BeamSearchDecoder¶

class paddle.nn. BeamSearchDecoder ( cell, start_token, end_token, beam_size, embedding_fn=None, output_fn=None ) [source]

Decoder with beam search decoding strategy. It wraps a cell to get probabilities, and follows a beam search step to calculate scores and select candidate token ids for each decoding step.

Please refer to Beam search for more details.

Note

When decoding with beam search, the inputs and states of cell would be tiled to beam_size (unsqueeze and tile), resulting to shapes like [batch_size * beam_size, …] , which is built into BeamSearchDecoder and done automatically. Thus any other tensor with shape [batch_size, …] used in cell.call needs to be tiled manually first, which can be completed by using BeamSearchDecoder.tile_beam_merge_with_batch . The most common case for this is the encoder output in attention mechanism.

Parameters

cell (RNNCellBase) – An instance of RNNCellBase or object with the same interface.
start_token (int) – The start token id.
end_token (int) – The end token id.
beam_size (int) – The beam width used in beam search.
embedding_fn (optional) – A callable to apply to selected candidate ids. Mostly it is an embedding layer to transform ids to embeddings, and the returned value acts as the input argument for cell.call. If not provided, the id to embedding transformation must be built into cell.call. Default None.
output_fn (optional) – A callable to apply to the cell’s output prior to calculate scores and select candidate token ids. Default None.

Returns

An instance of decoder which can be used in paddle.nn.dynamic_decode to implement decoding.

Return type

BeamSearchDecoder

Examples

           >>> import numpy as np
>>> import paddle
>>> from paddle.nn import BeamSearchDecoder, dynamic_decode
>>> from paddle.nn import GRUCell, Linear, Embedding
>>> trg_embeder = Embedding(100, 32)
>>> output_layer = Linear(32, 32)
>>> decoder_cell = GRUCell(input_size=32, hidden_size=32)
>>> decoder = BeamSearchDecoder(decoder_cell,
...                             start_token=0,
...                             end_token=1,
...                             beam_size=4,
...                             embedding_fn=trg_embeder,
...                             output_fn=output_layer)
...

          

static tile_beam_merge_with_batch ( x, beam_size ) tile_beam_merge_with_batch¶

Tile the batch dimension of a tensor. Specifically, this function takes a tensor t shaped [batch_size, s0, s1, …] composed of minibatch entries t[0], …, t[batch_size - 1] and tiles it to have a shape [batch_size * beam_size, s0, s1, …] composed of minibatch entries t[0], t[0], …, t[1], t[1], … where each minibatch entry is repeated beam_size times.

Parameters

x (Tensor) – A tensor with shape [batch_size, …]. The data type should be float32, float64, int32, int64 or bool.
beam_size (int) – The beam width used in beam search.

Returns

A tensor with shape [batch_size * beam_size, …], whose: data type is same as x.

Return type

Tensor

class OutputWrapper ( scores, predicted_ids, parent_ids ): The structure for the returned value outputs of decoder.step. A namedtuple includes scores, predicted_ids, parent_ids as fields.

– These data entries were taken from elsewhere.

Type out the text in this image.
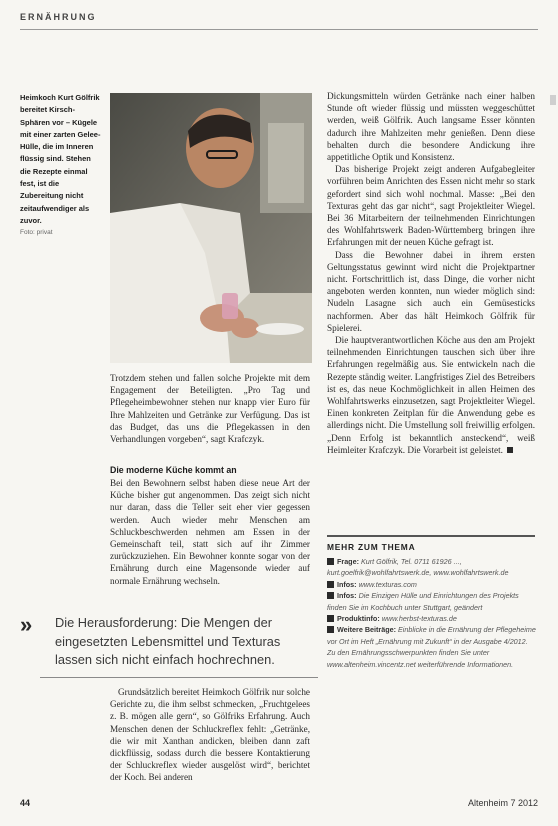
ERNÄHRUNG
Heimkoch Kurt Gölfrik bereitet Kirsch-Sphären vor – Kügele mit einer zarten Gelee-Hülle, die im Inneren flüssig sind. Stehen die Rezepte einmal fest, ist die Zubereitung nicht zeitaufwendiger als zuvor.
Foto: privat

Trotzdem stehen und fallen solche Projekte mit dem Engagement der Beteiligten. „Pro Tag und Pflegeheimbewohner stehen nur knapp vier Euro für Ihre Mahlzeiten und Getränke zur Verfügung. Das ist das Budget, das uns die Pflegekassen in den Verhandlungen vorgeben“, sagt Krafczyk.

Die moderne Küche kommt an

Bei den Bewohnern selbst haben diese neue Art der Küche bisher gut angenommen. Das zeigt sich nicht nur daran, dass die Teller seit eher vier gegessen werden. Auch wieder mehr Menschen am Schluckbeschwerden nehmen am Essen in der Gemeinschaft teil, statt sich auf ihr Zimmer zurückzuziehen. Ein Bewohner konnte sogar von der Ernährung durch eine Magensonde wieder auf normale Ernährung wechseln.

» Die Herausforderung: Die Mengen der eingesetzten Lebensmittel und Texturas lassen sich nicht einfach hochrechnen.

Grundsätzlich bereitet Heimkoch Gölfrik nur solche Gerichte zu, die ihm selbst schmecken, „Fruchtgelees z. B. mögen alle gern“, so Gölfriks Erfahrung. Auch Menschen denen der Schluckreflex fehlt: „Getränke, die wir mit Xanthan andicken, bleiben dann zaft dickflüssig, sodass durch die bessere Kontaktierung der Schluckreflex wieder ausgelöst wird“, berichtet der Koch. Bei anderen

Dickungsmitteln würden Getränke nach einer halben Stunde oft wieder flüssig und müssten weggeschüttet werden, weiß Gölfrik. Auch langsame Esser könnten dadurch ihre Mahlzeiten mehr genießen. Denn diese behalten durch die besondere Andickung ihre appetitliche Optik und Konsistenz.

Das bisherige Projekt zeigt anderen Aufgabegleiter vorführen beim Anrichten des Essen nicht mehr so stark gefordert sind sich wohl nochmal. Masse: „Bei den Texturas geht das gar nicht“, sagt Projektleiter Wiegel. Bei 36 Mitarbeitern der teilnehmenden Einrichtungen des Wohlfahrtswerk Baden-Württemberg bringen ihre Erfahrungen mit der neuen Küche gefragt ist.

Dass die Bewohner dabei in ihrem ersten Geltungsstatus gewinnt wird nicht die Projektpartner nicht. Fortschrittlich ist, dass Dinge, die vorher nicht angeboten werden konnten, nun wieder möglich sind: Nudeln Lasagne sich auch ein Gemüsesticks nachformen. Aber das hält Heimkoch Gölfrik für Spielerei.

Die hauptverantwortlichen Köche aus den am Projekt teilnehmenden Einrichtungen tauschen sich über ihre Erfahrungen regelmäßig aus. Sie entwickeln nach die Rezepte ständig weiter. Langfristiges Ziel des Betreibers ist es, das neue Kochmöglichkeit in allen Heimen des Wohlfahrtswerks einzusetzen, sagt Projektleiter Wiegel. Einen konkreten Zeitplan für die Anwendung gebe es allerdings nicht. Die Umstellung soll freiwillig erfolgen. „Denn Erfolg ist bekanntlich ansteckend“, weiß Heimleiter Krafczyk. Die Vorarbeit ist geleistet.

MEHR ZUM THEMA
Frage: Kurt Gölfrik, Tel. 0711 61926 ..., kurt.goelfrik@wohlfahrtswerk.de, www.wohlfahrtswerk.de
Infos: www.texturas.com
Infos: Die Einzigen Hülle und Einrichtungen des Projekts finden Sie im Kochbuch unter Stuttgart, geändert
Produktinfo: www.herbst-texturas.de
Weitere Beiträge: Einblicke in die Ernährung der Pflegeheime vor Ort im Heft „Ernährung mit Zukunft“ in der Ausgabe 4/2012. Zu den Ernährungsschwerpunkten finden Sie unter www.altenheim.vincentz.net weiterführende Informationen.
44	Altenheim 7 2012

class StateWrapper ( cell_states, log_probs, finished, lengths ): The structure for the argument states of decoder.step. A namedtuple includes cell_states, log_probs, finished, lengths as fields.

initialize ( initial_cell_states ) initialize¶

Initialize the BeamSearchDecoder.

Parameters

initial_cell_states (Tensor) – A (possibly nested structure of) tensor variable[s]. An argument provided by the caller.

Returns

A tuple( (initial_inputs, initial_states, finished) ).: initial_inputs is a tensor t filled by start_token with shape [batch_size, beam_size] when embedding_fn is None, or the returned value of embedding_fn(t) when embedding_fn is provided. initial_states is a nested structure(namedtuple including cell_states, log_probs, finished, lengths as fields) of tensor variables, where log_probs, finished, lengths all has a tensor value shaped [batch_size, beam_size] with data type float32, bool, int64. cell_states has a value with the same structure as the input argument initial_cell_states but with tiled shape [batch_size, beam_size, …]. finished is a bool tensor filled by False with shape [batch_size, beam_size].

Return type

tuple

step ( time, inputs, states, **kwargs )
step¶

Perform a beam search decoding step, which uses cell to get probabilities, and follows a beam search step to calculate scores and select candidate token ids.

Parameters

time (Tensor) – An int64 tensor with shape [1] provided by the caller, representing the current time step number of decoding.
inputs (Tensor) – A tensor variable. It is same as initial_inputs returned by initialize() for the first decoding step and next_inputs returned by step() for the others.
states (Tensor) – A structure of tensor variables. It is same as the initial_states returned by initialize() for the first decoding step and beam_search_state returned by step() for the others.
**kwargs – Additional keyword arguments, provided by the caller.

Returns

A tuple( (beam_search_output, beam_search_state, next_inputs, finished) ).: beam_search_state and next_inputs have the same structure, shape and data type as the input arguments states and inputs separately. beam_search_output is a namedtuple(including scores, predicted_ids, parent_ids as fields) of tensor variables, where scores, predicted_ids, parent_ids all has a tensor value shaped [batch_size, beam_size] with data type float32, int64, int64. finished is a bool tensor with shape [batch_size, beam_size].

Return type

tuple

finalize ( outputs, final_states, sequence_lengths ) finalize¶

Use gather_tree to backtrace along the beam search tree and construct the full predicted sequences.

Parameters

outputs (Tensor) – A structure(namedtuple) of tensor variables, The structure and data type is same as output_dtype. The tensor stacks all time steps’ output thus has shape [time_step, batch_size, …], which is done by the caller.
final_states (Tensor) – A structure(namedtuple) of tensor variables. It is the next_states returned by decoder.step at last decoding step, thus has the same structure, shape and data type with states at any time step.
sequence_lengths (Tensor) – An int64 tensor shaped [batch_size, beam_size]. It contains sequence lengths for each beam determined during decoding.

Returns

A tuple( (predicted_ids, final_states) ).: predicted_ids is an int64 tensor shaped [time_step, batch_size, beam_size]. final_states is the same as the input argument final_states.

Return type

tuple

property tracks_own_finished

BeamSearchDecoder reorders its beams and their finished state. Thus it conflicts with dynamic_decode function’s tracking of finished states. Setting this property to true to avoid early stopping of decoding due to mismanagement of the finished state.

Returns: A python bool True.
Return type: bool